The negatives of Obama''s foreign policies have been recited many times. Prominent is the naivete of signing on to the GW Bush aspiration to democratize the Muslim Middle East. On the positive side are his draw downs of US forces in Iraq and Afghanistan (despite having initially increased those sent to Afghanistan), and his reluctance to get into the Syrian civil war, still an open issue at this writing.
More clearly negative are the President''s contributions to the demonization of Israel by his frequent comments about "settlements." Time and again he has said that settlements are not constructive with respect to peace, and thereby contributes to the symbol that is most prominent in the anti-Israel campaigns on campuses and elsewhere, throughout North America and Western Europe, including the Palestinian-led BDS movement  (boycott, disinvest, sanction).
In doing this, Barack Obama contributes to the stereotyping that he justifiably condemns in other fields. If there is anything that deserves the label of nonconstructive to the peace process, it is the generalized White House campaign against settlements, without bothering to make the distinction of George W. Bush about changes made since 1967 that will have to be accepted for the sake of peace.
At the least, Obama''s stereotyping reinforces the stubborness of the Palestinians, and increases the likelihood that their leaders will turn down, once again, the maximum that Israeli leaders are willing to offer. At the worse, Obama is contributing to the delegitimacy of Israel among American and European leftists that may leave the country in a corner where it faces the option of striking out with its armed force against continued Muslim aggression, even at the cost of wider conflicts that may cause problems for Americans as well as Europeans.
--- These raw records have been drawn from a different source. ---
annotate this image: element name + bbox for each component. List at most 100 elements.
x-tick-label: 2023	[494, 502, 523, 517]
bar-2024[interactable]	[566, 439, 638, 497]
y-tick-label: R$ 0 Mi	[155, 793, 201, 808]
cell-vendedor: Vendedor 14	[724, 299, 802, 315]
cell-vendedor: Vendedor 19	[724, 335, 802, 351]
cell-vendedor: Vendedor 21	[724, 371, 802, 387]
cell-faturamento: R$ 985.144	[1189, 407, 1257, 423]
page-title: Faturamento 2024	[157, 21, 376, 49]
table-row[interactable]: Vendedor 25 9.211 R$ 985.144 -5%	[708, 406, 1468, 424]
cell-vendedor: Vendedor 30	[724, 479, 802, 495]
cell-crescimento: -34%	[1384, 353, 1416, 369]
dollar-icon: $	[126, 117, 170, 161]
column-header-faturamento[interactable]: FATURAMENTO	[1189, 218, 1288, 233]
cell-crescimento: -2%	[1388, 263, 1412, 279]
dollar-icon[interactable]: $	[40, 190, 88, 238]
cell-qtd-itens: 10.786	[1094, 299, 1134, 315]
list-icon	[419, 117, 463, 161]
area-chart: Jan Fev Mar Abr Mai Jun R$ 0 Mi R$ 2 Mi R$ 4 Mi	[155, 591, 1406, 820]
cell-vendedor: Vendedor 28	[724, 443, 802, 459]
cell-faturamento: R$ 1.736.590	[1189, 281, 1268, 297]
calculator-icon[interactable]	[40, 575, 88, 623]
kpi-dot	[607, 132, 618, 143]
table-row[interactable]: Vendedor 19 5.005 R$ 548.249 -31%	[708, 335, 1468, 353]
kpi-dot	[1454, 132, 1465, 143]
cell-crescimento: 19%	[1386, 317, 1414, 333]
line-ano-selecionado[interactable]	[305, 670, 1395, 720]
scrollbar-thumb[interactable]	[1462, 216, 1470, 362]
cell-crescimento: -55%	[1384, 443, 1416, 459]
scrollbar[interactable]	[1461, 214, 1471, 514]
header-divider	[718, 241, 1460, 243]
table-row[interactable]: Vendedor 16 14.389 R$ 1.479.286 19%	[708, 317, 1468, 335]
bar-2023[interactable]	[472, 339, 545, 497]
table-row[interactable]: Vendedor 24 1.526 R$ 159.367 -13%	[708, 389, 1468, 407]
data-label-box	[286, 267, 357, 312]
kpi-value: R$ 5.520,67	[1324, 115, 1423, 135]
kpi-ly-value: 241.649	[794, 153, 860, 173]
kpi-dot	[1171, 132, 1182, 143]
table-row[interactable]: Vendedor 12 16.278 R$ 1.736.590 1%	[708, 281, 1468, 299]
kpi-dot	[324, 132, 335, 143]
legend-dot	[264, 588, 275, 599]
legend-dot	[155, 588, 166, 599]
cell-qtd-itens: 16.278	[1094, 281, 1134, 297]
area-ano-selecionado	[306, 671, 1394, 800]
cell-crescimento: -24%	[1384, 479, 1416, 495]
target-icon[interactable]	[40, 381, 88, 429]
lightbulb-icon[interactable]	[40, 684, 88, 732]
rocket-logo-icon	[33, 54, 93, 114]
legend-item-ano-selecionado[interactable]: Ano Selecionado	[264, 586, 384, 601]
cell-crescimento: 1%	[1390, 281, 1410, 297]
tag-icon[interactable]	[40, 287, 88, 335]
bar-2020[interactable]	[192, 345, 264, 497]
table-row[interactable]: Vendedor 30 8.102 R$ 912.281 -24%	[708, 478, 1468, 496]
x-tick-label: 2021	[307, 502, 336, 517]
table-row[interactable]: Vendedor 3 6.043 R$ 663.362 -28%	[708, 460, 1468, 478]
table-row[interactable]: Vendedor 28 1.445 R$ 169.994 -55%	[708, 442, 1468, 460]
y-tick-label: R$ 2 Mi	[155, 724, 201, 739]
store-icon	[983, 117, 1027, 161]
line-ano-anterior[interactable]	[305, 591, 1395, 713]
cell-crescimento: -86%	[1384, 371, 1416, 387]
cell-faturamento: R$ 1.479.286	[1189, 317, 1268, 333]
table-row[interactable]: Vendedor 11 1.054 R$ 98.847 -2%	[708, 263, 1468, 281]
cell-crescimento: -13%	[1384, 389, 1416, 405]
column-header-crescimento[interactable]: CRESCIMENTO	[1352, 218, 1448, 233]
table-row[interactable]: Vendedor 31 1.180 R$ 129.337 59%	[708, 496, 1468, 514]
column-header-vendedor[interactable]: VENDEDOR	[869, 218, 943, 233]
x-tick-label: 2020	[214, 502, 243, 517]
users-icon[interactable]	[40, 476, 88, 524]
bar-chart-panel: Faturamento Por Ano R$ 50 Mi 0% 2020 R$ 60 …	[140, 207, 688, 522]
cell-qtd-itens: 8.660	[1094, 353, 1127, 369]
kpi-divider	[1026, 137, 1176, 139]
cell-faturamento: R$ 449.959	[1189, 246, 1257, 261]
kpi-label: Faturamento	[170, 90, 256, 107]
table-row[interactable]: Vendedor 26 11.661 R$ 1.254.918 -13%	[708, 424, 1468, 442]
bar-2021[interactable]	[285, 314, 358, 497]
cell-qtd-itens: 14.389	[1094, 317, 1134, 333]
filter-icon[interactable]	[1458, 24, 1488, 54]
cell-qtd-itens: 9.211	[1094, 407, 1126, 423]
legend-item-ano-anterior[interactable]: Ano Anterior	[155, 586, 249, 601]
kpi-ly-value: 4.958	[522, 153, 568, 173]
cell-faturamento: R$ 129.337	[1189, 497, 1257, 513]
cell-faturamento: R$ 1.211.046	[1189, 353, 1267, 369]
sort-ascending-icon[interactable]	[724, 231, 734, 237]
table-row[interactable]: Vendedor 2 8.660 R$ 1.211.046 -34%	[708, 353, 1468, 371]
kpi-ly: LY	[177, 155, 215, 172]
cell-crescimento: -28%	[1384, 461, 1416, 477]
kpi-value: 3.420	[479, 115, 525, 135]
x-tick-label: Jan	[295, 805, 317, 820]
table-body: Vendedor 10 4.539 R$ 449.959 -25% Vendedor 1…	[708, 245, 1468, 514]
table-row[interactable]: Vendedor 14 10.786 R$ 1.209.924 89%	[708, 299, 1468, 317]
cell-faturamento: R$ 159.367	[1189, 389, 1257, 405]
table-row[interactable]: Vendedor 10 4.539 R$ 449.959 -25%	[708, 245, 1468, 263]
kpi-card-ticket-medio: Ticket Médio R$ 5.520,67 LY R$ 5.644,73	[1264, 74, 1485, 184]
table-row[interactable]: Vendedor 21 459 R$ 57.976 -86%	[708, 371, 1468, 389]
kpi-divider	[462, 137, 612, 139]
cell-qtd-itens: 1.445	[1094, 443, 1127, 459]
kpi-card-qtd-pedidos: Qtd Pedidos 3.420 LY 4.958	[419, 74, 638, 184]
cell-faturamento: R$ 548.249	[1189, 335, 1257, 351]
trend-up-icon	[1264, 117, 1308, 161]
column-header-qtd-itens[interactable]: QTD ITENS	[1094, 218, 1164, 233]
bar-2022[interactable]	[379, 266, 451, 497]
If stereotyping is improper in dealing with issues of race, then it is also improper in dealing with what the President calls Israeli settlements. It is offensive and dangerous to lump Ramat Eshkol, French Hill, Ramat Shlomo and numerous other places built in direct response to Arab aggression. Beit El and other distant settlements are fairer as targets for discussion. 
Occasionally violent outposts deserve condemnation as impediments to peace, but they are considered as such by Israeli courts, and acted against by Israeli police.
Decent Americans did not vote against the Democratic nominee for President in 2008 and 2012 on account of lawless activities in African-American neighborhoods of inner cities. In the same spirit, the White House incumbent should not speak out as he does against "Israeli settlements."